Logo du SCFP

La privatisation des soins de santé en C.-B.frappe durement les femmes

le 26 mai 2002 8 h 00

Le premier ministre Gordon Campbell, farouchement déterminé à démanteler et à privatiser le système de soins de santé public, s’attaque aux emplois de dizaines de milliers de femmes de la Colombie-Britannique. Le plan de privatisation du gouvernement libéral cible les femmes dans leurs maisons et dans leurs collectivités.

Les travailleuses et travailleurs de la santé tentent de se faire une image claire des compressions imposées par Campbell — cachées dans des documents secrets qui ont fait l’objet de fuites — et l’ampleur de la dévastation devient évidente. Les libéraux de Campbell ont l’intention d’éliminer près de 28 000 emplois dans le secteur de la santé, dont plus de 85 pour cent sont occupés par des femmes. Ce faisant, ils allongeront les listes d’attente et refileront des dépenses en santé s’élevant à 500 millions de dollars aux familles en Colombie-Britannique, obligeant ainsi les personnes malades et âgées à assumer le coût des compressions du gouvernement.

« Le gouvernement veut mettre en œuvre le plan de privatisation des soins de santé le plus poussé de l’histoire du Canada, aux dépens des travailleuses, de leurs familles et de leurs collectivités », dit Chris Allnutt, secrétaire et agent d’affaires du Syndicat des employées et employés d’hôpitaux (SEH), la division des services de santé du SCFP de C.-B.

Le SEH a dévoilé des documents secrets sur le budget montrant que 20 000 emplois du secteur de la santé seront éliminés au cours de la prochaine année dans le cadre d’un plan visant à privatiser des services de soins et de soutien aux patients équivalant à 700 millions de dollars.

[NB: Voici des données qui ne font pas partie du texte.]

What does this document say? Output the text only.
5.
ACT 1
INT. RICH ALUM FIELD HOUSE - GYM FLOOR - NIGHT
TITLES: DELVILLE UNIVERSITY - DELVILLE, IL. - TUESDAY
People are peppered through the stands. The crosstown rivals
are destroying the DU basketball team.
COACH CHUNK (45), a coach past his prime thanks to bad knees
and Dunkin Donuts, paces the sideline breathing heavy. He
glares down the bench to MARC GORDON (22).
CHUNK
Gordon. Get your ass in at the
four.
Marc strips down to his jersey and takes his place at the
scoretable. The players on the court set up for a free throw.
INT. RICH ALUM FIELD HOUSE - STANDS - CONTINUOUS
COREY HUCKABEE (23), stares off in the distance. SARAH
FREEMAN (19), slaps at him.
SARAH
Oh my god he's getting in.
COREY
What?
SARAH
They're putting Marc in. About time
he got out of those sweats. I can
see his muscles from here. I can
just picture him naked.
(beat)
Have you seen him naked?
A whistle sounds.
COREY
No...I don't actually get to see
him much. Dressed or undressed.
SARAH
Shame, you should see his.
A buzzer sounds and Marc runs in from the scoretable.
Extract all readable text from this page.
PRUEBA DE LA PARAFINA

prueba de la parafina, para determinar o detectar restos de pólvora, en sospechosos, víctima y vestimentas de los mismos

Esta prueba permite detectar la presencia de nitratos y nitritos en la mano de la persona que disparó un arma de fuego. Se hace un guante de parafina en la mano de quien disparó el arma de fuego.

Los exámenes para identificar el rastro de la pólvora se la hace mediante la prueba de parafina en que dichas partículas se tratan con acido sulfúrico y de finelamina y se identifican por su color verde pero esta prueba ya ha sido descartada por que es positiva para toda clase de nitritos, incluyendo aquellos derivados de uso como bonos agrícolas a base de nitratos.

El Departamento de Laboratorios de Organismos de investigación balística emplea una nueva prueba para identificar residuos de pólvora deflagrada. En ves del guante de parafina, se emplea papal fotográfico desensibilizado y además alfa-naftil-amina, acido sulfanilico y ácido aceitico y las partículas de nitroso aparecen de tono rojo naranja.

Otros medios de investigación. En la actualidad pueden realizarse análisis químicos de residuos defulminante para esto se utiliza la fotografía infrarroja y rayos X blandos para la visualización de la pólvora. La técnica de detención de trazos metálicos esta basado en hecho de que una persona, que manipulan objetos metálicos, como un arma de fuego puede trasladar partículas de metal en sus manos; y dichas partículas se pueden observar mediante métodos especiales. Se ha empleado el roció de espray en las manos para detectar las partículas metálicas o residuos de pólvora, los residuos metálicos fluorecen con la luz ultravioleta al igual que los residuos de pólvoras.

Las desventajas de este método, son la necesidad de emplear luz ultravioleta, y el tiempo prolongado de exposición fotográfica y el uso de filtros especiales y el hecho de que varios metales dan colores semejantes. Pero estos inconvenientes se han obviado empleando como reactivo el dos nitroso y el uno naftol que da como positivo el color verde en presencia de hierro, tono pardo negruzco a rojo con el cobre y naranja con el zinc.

Ces documents du gouvernement révèlent que les « économies » de 70 millions de dollars qui devaient être réalisées en trois ans coûteront en fait 163 millions de dollars en indemnités de départ.

De plus, en vertu du plan des libéraux, 7500 autres emplois des services cliniques et de soutien disparaîtront à l’issue des compressions qui seront imposées au cours des trois prochaines années.

Certains de ces travailleurs et travailleuses pourraient retrouver un emploi dans le secteur privé, mais à des salaires inférieurs de 30 pour cent. Des dizaines d’années de luttes menées pour obtenir l’équité salariale s’envoleront en fumée. Des collectivités de toute la province seront directement touchées — les répercussions économiques des réductions salariales seulement pourraient atteindre 150 millions de dollars par année. À cause des compressions imposées aux programmes provinciaux de médicaments d’ordonnance et des réductions déjà annoncées dans la couverture de l’assurance-maladie, 500 millions de dollars de dépenses aboutiront sur la table de cuisine des individus et de leurs familles, ce qui aura encore d’autres effets sur l’économie locale. En effet, les commerces locaux souffriront, car les entreprises privées qui auront obtenu les contrats achèteront leurs fournitures à l’extérieur de la province ou du pays et exporteront leurs profits.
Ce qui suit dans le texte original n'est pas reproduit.